Thursday, October 14, 2004
Today's Wall Street Journal has a fasciniating article on how the PGA Tour's lobbyists succeeded convincing Congress to exempt pro golfers from the new tax bill's restirctions on defined contribution plans:
On page 598 of the 650-page bill, at the end of a section designed to limit the use of corporate "deferred compensation" plans, is an exemption for any plan "established or maintained by an organization incorporated on July 2, 1974." In other words -- the PGA Tour Inc., the nonprofit association whose members play on the professional golf circuit....
[T]he pension plan -- linked to golfers' performance -- offers a 26-year-old player who began his career in 2001 and plays 17 seasons a retirement nest egg of nearly $43 million even if he ranks No. 75 and never wins a tournament....
The tax bill that Congress sent to President Bush limits the flexibility of deferred-compensation plans to dodge taxes. Among other things, it restricts early withdrawals and withdrawals delayed beyond the date set originally. But the bill exempts the PGA Tour pros.
How did the PGA Tour succeed in having golf plutocrats like Tiger Woods excluded from the provisions in the tax bill? The article includes this tantalizing suggestion:
As the bill moved through Congress in June, a crush of influential lawmakers attended the PGA Tour's Booz-Allen Classic at Avenel Country Club in Maryland, where they played with the pros. Ways and Means aides say the boosters of the PGA Tour exemption included Rep. Jim McCrery, a Louisiana Republican. At the tournament, he played with Australian golfer Adam Scott, according to the Hill newspaper....

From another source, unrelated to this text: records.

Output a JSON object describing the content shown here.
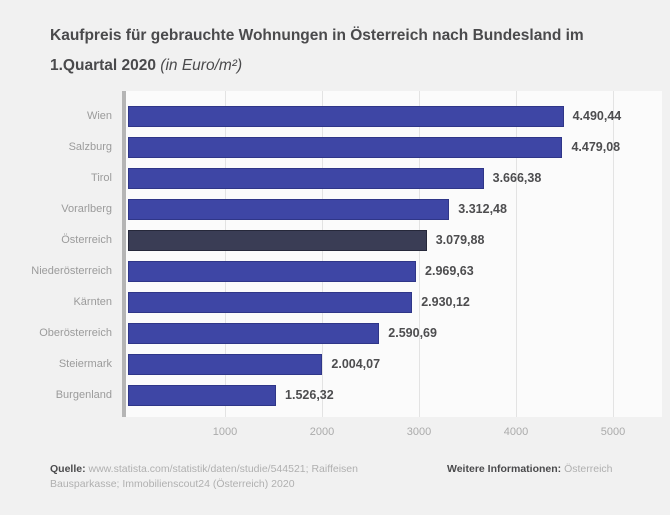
{
  "header": {
    "title_line1": "Kaufpreis für gebrauchte Wohnungen in Österreich nach Bundesland im",
    "title_line2_bold": "1.Quartal 2020",
    "title_line2_unit": " (in Euro/m²)"
  },
  "chart_data": {
    "type": "bar",
    "orientation": "horizontal",
    "title": "Kaufpreis für gebrauchte Wohnungen in Österreich nach Bundesland im 1.Quartal 2020 (in Euro/m²)",
    "categories": [
      "Wien",
      "Salzburg",
      "Tirol",
      "Vorarlberg",
      "Österreich",
      "Niederösterreich",
      "Kärnten",
      "Oberösterreich",
      "Steiermark",
      "Burgenland"
    ],
    "values": [
      4490.44,
      4479.08,
      3666.38,
      3312.48,
      3079.88,
      2969.63,
      2930.12,
      2590.69,
      2004.07,
      1526.32
    ],
    "value_labels": [
      "4.490,44",
      "4.479,08",
      "3.666,38",
      "3.312,48",
      "3.079,88",
      "2.969,63",
      "2.930,12",
      "2.590,69",
      "2.004,07",
      "1.526,32"
    ],
    "highlighted_category": "Österreich",
    "x_ticks": [
      1000,
      2000,
      3000,
      4000,
      5000
    ],
    "x_tick_labels": [
      "1000",
      "2000",
      "3000",
      "4000",
      "5000"
    ],
    "xlim": [
      0,
      5000
    ],
    "xlabel": "",
    "ylabel": "",
    "grid": true,
    "legend": false,
    "bar_color": "#3e46a5",
    "bar_border_color": "#2f3688",
    "highlight_color": "#3a3d55",
    "highlight_border_color": "#26283a"
  },
  "footer": {
    "source_label": "Quelle:",
    "source_text": " www.statista.com/statistik/daten/studie/544521; Raiffeisen Bausparkasse; Immobilienscout24 (Österreich) 2020",
    "info_label": "Weitere Informationen:",
    "info_text": " Österreich"
  },
  "colors": {
    "page_bg": "#f1f1f1",
    "plot_bg": "#fbfbfb",
    "axis": "#b5b5b5",
    "gridline": "#e3e3e3",
    "title_text": "#4a4a4c",
    "category_text": "#9b9b9b",
    "value_text": "#4d4d4f",
    "tick_text": "#ababab",
    "footer_label_text": "#4a4a4c",
    "footer_text": "#b0b0b0"
  }
}
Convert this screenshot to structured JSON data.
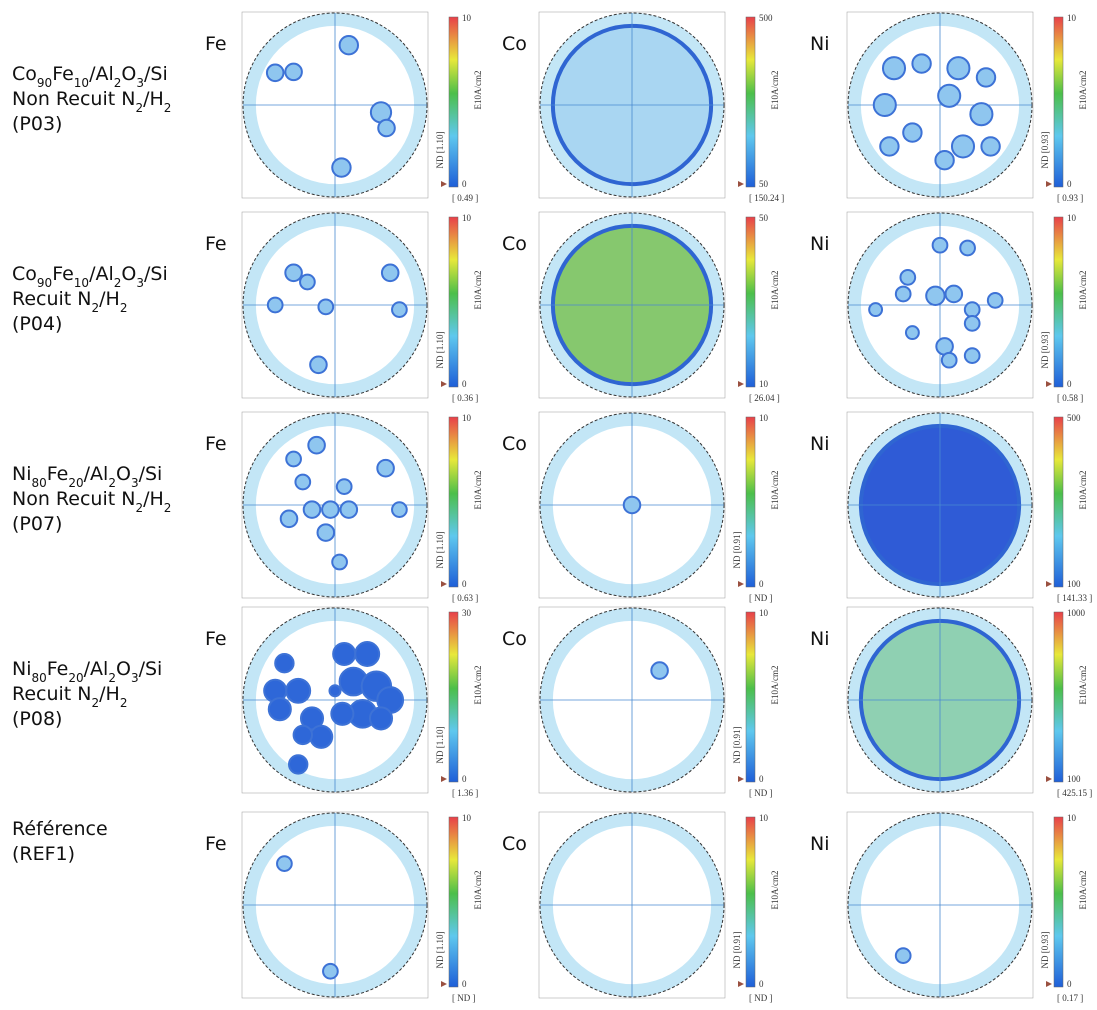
{
  "rows": [
    {
      "label": [
        [
          "Co",
          "90",
          "Fe",
          "10",
          "/Al",
          "2",
          "O",
          "3",
          "/Si"
        ],
        [
          "Non Recuit N",
          "2",
          "/H",
          "2"
        ],
        [
          "(P03)"
        ]
      ],
      "panels": [
        {
          "element": "Fe",
          "max": "10",
          "min": "0",
          "unit": "E10A/cm2",
          "nd": "ND [1.10]",
          "bottom": "[ 0.49 ]"
        },
        {
          "element": "Co",
          "max": "500",
          "min": "50",
          "unit": "E10A/cm2",
          "bottom": "[ 150.24 ]"
        },
        {
          "element": "Ni",
          "max": "10",
          "min": "0",
          "unit": "E10A/cm2",
          "nd": "ND [0.93]",
          "bottom": "[ 0.93 ]"
        }
      ]
    },
    {
      "label": [
        [
          "Co",
          "90",
          "Fe",
          "10",
          "/Al",
          "2",
          "O",
          "3",
          "/Si"
        ],
        [
          "Recuit N",
          "2",
          "/H",
          "2"
        ],
        [
          "(P04)"
        ]
      ],
      "panels": [
        {
          "element": "Fe",
          "max": "10",
          "min": "0",
          "unit": "E10A/cm2",
          "nd": "ND [1.10]",
          "bottom": "[ 0.36 ]"
        },
        {
          "element": "Co",
          "max": "50",
          "min": "10",
          "unit": "E10A/cm2",
          "bottom": "[ 26.04 ]"
        },
        {
          "element": "Ni",
          "max": "10",
          "min": "0",
          "unit": "E10A/cm2",
          "nd": "ND [0.93]",
          "bottom": "[ 0.58 ]"
        }
      ]
    },
    {
      "label": [
        [
          "Ni",
          "80",
          "Fe",
          "20",
          "/Al",
          "2",
          "O",
          "3",
          "/Si"
        ],
        [
          "Non Recuit N",
          "2",
          "/H",
          "2"
        ],
        [
          "(P07)"
        ]
      ],
      "panels": [
        {
          "element": "Fe",
          "max": "10",
          "min": "0",
          "unit": "E10A/cm2",
          "nd": "ND [1.10]",
          "bottom": "[ 0.63 ]"
        },
        {
          "element": "Co",
          "max": "10",
          "min": "0",
          "unit": "E10A/cm2",
          "nd": "ND [0.91]",
          "bottom": "[ ND ]"
        },
        {
          "element": "Ni",
          "max": "500",
          "min": "100",
          "unit": "E10A/cm2",
          "bottom": "[ 141.33 ]"
        }
      ]
    },
    {
      "label": [
        [
          "Ni",
          "80",
          "Fe",
          "20",
          "/Al",
          "2",
          "O",
          "3",
          "/Si"
        ],
        [
          "Recuit N",
          "2",
          "/H",
          "2"
        ],
        [
          "(P08)"
        ]
      ],
      "panels": [
        {
          "element": "Fe",
          "max": "30",
          "min": "0",
          "unit": "E10A/cm2",
          "nd": "ND [1.10]",
          "bottom": "[ 1.36 ]"
        },
        {
          "element": "Co",
          "max": "10",
          "min": "0",
          "unit": "E10A/cm2",
          "nd": "ND [0.91]",
          "bottom": "[ ND ]"
        },
        {
          "element": "Ni",
          "max": "1000",
          "min": "100",
          "unit": "E10A/cm2",
          "bottom": "[ 425.15 ]"
        }
      ]
    },
    {
      "label": [
        [
          "Référence"
        ],
        [
          "(REF1)"
        ]
      ],
      "panels": [
        {
          "element": "Fe",
          "max": "10",
          "min": "0",
          "unit": "E10A/cm2",
          "nd": "ND [1.10]",
          "bottom": "[ ND ]"
        },
        {
          "element": "Co",
          "max": "10",
          "min": "0",
          "unit": "E10A/cm2",
          "nd": "ND [0.91]",
          "bottom": "[ ND ]"
        },
        {
          "element": "Ni",
          "max": "10",
          "min": "0",
          "unit": "E10A/cm2",
          "nd": "ND [0.93]",
          "bottom": "[ 0.17 ]"
        }
      ]
    }
  ]
}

"I don't know what any of these special breaks have to do with American manufacturing jobs," says Rep. Charles Rangel of New York, the top Democrat on the House Ways and Means panel. "But I do know one thing -- pro golfers and sports-franchise holders won the Washington lobby game, and the American taxpayers have lost."
previously noted the boondogle included in the tax bill for professional sports teams. The article closes by noting other pro sports winners and losers:
Congressional sponsors of measures focusing on particular sports often aren't eager to highlight their successes. Democratic Sen. Blanche Lincoln of Arkansas won an amendment exempting foreign gamblers from paying withholding taxes on parimutuel winnings, a boon to the dog tracks of West Memphis and the horse stables of Hot Springs. But there has been little or no word of her triumph in Arkansas media. Owners of Nascar racetracks won a provision that allows them to depreciate grandstands over seven years, instead of 15, but only those built between now and 2008; it doesn't apply to those built earlier, the subject of a long-running dispute.
Not all sports got what they wanted in the tax bill: A provision that would have cut the capital-gains tax on sales of horses, avidly sought by wealthy Kentucky breeders and pushed by Republican Sen. Jim Bunning, failed.